Visited Finncon again briefly today.
The crowds were as thick as yesterday, when the organizers apparently had to turn away lots of people due to hovering close to the fire hazard limits.
Like yesterday, spent most of the time listening to panel discussions.
First up was one about alternate histories, and it was quite a good session. Occasionally the participants got stuck on a subject (like “what would have happened if Hitler had won WWII“), but most of the time the discussion was free-flowing and filled with pointers to more or less interesting novels of the genre. Noted a couple of books I’ll have to look up in the future, but nothing truly earth-shattering came up. uchronia.net, the grand seam of alternate history-ore didn’t come up in the session, but was conveniently included in the program-booklet.
Second session was Starbuck is a woman?, a panel about how science fiction-franchises have been updated (mainly in television and movies). The new (and much-improved) Battlestar Galactica was the lead item, but by no means the only one discussed (King Kong kept cropping up at an unbvelievable frequency). Updates were noted to be mainly good things – bringing old series to the mainline by making them more realistic (and occasionally darker). The final topic “update another show” got the panelists jamming on how to bring Knight Rider to the 21st century, and sadly eg. Sapphire and Steel was left almost untouched (“like, the invisible enemies in the new show could be even MORE invisible with the aid of ILM”). Learned that J.M. Straczynski (of Babylon 5-fame) has attempted to reboot Star Trek and that the ever-green Robin of Sherwood is being considered for a remake.
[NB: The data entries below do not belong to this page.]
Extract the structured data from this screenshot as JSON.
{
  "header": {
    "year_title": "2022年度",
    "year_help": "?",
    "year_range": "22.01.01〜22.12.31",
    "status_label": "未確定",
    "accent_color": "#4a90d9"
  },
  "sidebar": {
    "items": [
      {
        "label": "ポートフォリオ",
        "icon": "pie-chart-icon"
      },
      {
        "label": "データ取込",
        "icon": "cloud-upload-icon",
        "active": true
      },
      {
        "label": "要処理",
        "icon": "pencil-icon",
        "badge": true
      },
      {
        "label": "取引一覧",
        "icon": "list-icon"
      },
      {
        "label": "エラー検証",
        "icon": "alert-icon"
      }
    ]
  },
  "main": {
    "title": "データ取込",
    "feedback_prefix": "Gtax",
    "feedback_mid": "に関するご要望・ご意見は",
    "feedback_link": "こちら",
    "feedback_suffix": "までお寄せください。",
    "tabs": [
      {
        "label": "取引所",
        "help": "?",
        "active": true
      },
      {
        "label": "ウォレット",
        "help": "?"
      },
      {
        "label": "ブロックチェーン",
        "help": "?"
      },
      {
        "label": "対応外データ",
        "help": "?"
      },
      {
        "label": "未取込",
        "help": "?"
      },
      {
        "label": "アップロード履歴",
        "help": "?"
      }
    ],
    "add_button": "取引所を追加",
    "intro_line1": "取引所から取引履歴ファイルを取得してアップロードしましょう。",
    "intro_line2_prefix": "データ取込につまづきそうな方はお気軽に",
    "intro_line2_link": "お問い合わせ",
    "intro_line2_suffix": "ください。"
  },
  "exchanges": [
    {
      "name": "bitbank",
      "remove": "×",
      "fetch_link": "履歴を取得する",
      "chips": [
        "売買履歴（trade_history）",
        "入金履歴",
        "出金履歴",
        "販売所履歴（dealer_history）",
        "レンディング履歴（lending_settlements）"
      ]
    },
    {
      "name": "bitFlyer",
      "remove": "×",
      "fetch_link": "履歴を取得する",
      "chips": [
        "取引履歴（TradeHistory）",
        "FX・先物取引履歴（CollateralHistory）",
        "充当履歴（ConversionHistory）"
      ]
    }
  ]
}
The costume play-crowd was even more numerous than yesterday, and the organizers had put up special routing to get the queues to the “group cosplay”-session in kosher shape. Managed to sneak through and briefly visit the dealers’ floor, while listening to shouted advice to the dressed-up kids. Bought a short story collection from Johanna Sinisalo, J. Pekka Mäkelä’s first novel (a bargain at six euros, I presume), and old translation of Michael Swanwick’s Iron Dragon’s Daughter and finally (and unexpectedly) a kids book: Walter Moers’ 13 1/2 lives of Captain Bluebear.
Was a good con, though the huge crowds of anime-persuasion seemed to be irkful to the panelists as well. Nothing wrong with them, obviously, but the sheer number must have been a surprise for everybody. A big chunk of the attendees had worked out their dresses meticulously, and as such the area was full of characters (and critters) from comics, tv-shows and movies. Didn’t bring a camera – would have felt like a dirty quasi-old man snapping photos without being able to hide behind a badge (and anyway, the S3 would have been a hindrance in some of the thickest crowds). There were lots of people with cameras, and the crop of the con has been collected in (at least) flickr, with the finncon-tag.
So, Paasitorni sure was a lot more packed than I expected – when Finncon returns to Helsinki, it’s time to split from the Animecon-collaboration, introduce non-trivially priced tickets (which would exclude random passers-by, which is not good) or look for a bigger venue. I’m betting on the last option. But it’ll take a detour at least once, since the next one will be in Jyväskylä next summer (no link yet).
Browsed through the history of previous cons during a lull in the activity, and noted that since becoming aware of the even back in the late eighties I’ve missed only one that has been organized in Helsinki (the one back in 2000). And am definitely looking forward to the next one (and may even consider a trip to the countryside next year if the timing works out OK).